- Country: Iran
- Province: Ardabil
- County: Parsabad
- District: Eslamabad
- Rural District: Shahrak

Population (2016)
- • Total: 161
- Time zone: UTC+3:30 (IRST)

= Qeshlaq-e Hajj Tumar Hajj Jamshid Shahbazi =

Village in Ardabil province, Iran

Qeshlaq-e Hajj Tumar Hajj Jamshid Shahbazi (قشلاق حاج تومارحاج جمشيدشهبازي) (Note: Also romanized as Qeshlāq-e Ḩājj Tūmār Ḩājj Jamshīd Shahbāzī) is a village in Shahrak Rural District of Eslamabad District in Parsabad County, Ardabil province, Iran.

==Demographics==
===Population===
At the time of the 2006 National Census, the village's population was 169 in 32 households, when it was in Qeshlaq-e Shomali Rural District (Note: Renamed Owltan Rural District) of the Central District.

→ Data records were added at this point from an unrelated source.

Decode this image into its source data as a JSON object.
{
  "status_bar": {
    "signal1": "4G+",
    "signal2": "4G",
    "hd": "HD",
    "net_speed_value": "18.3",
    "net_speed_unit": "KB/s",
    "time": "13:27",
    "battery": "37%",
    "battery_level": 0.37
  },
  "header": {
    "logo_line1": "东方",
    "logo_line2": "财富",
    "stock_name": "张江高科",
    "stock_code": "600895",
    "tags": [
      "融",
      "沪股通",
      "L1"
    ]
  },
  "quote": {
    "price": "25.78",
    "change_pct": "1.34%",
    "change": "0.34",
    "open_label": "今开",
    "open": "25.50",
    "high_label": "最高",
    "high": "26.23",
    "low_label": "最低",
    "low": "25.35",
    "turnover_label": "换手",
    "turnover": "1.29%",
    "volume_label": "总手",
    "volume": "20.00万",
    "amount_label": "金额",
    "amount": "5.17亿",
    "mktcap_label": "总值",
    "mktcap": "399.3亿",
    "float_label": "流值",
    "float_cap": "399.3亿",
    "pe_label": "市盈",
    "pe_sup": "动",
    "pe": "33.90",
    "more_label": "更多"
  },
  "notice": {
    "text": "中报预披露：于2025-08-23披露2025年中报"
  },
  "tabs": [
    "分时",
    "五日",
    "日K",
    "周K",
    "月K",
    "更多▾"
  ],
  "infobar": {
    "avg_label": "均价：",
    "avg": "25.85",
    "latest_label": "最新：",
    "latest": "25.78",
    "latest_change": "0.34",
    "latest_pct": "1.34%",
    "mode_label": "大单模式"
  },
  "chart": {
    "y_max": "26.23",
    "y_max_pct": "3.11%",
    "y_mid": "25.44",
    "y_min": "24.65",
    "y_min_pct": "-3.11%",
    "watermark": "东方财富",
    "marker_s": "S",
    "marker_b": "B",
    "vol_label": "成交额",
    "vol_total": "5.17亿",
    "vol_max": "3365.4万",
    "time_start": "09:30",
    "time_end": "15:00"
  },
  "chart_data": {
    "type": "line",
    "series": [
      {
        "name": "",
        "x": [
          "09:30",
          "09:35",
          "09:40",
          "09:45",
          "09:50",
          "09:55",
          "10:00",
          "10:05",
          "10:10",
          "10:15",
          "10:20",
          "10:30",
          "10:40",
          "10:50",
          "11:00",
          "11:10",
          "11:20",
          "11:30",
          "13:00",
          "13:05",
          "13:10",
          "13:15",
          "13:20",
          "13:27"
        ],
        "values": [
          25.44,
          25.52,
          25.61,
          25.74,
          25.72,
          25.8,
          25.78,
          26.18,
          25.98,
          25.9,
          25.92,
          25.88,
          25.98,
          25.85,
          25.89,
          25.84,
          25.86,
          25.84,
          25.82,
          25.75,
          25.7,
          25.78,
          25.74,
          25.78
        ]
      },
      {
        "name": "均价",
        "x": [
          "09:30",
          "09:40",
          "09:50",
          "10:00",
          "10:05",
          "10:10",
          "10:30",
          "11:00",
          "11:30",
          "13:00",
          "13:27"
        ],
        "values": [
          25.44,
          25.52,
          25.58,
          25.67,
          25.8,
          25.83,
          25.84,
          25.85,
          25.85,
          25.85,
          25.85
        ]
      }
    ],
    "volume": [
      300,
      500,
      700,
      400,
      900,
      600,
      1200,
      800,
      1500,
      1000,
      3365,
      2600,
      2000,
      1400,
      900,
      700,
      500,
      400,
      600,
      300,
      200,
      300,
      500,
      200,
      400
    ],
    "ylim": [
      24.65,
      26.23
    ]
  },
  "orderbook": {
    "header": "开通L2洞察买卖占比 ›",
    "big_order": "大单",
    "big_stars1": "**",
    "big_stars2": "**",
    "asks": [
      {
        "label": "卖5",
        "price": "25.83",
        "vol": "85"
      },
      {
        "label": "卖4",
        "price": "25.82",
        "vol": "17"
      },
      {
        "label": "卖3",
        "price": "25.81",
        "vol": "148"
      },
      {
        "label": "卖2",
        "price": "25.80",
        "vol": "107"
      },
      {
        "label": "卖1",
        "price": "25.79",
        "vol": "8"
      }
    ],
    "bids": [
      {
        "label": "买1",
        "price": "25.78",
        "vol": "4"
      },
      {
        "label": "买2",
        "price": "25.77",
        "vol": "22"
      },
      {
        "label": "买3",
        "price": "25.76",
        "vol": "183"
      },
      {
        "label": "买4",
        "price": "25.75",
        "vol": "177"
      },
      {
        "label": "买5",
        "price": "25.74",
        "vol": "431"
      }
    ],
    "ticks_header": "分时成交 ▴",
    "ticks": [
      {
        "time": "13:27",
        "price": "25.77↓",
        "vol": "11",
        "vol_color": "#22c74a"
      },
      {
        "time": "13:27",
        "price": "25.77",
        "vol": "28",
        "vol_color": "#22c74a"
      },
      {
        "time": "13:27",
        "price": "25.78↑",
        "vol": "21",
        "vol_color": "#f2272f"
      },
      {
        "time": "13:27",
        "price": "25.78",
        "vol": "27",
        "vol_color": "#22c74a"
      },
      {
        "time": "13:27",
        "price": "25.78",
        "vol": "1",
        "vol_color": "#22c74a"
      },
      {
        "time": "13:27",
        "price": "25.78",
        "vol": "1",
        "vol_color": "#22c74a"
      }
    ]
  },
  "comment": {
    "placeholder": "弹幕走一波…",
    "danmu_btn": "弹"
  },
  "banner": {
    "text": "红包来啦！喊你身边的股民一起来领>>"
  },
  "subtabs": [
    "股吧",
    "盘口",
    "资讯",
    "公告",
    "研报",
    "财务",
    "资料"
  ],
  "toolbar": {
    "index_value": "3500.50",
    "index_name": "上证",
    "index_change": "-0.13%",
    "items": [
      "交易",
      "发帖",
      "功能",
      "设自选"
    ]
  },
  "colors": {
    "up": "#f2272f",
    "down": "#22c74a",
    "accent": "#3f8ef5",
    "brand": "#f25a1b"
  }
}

The following census in 2011 counted 170 people in 47 households. The 2016 census measured the population of the village as 161 people in 49 households, by which time villages had been separated from the rural district in the formation of Eslamabad District. Qeshlaq-e Hajj Tumar Hajj Jamshid Shahbazi was transferred to Shahrak Rural District created in the new district.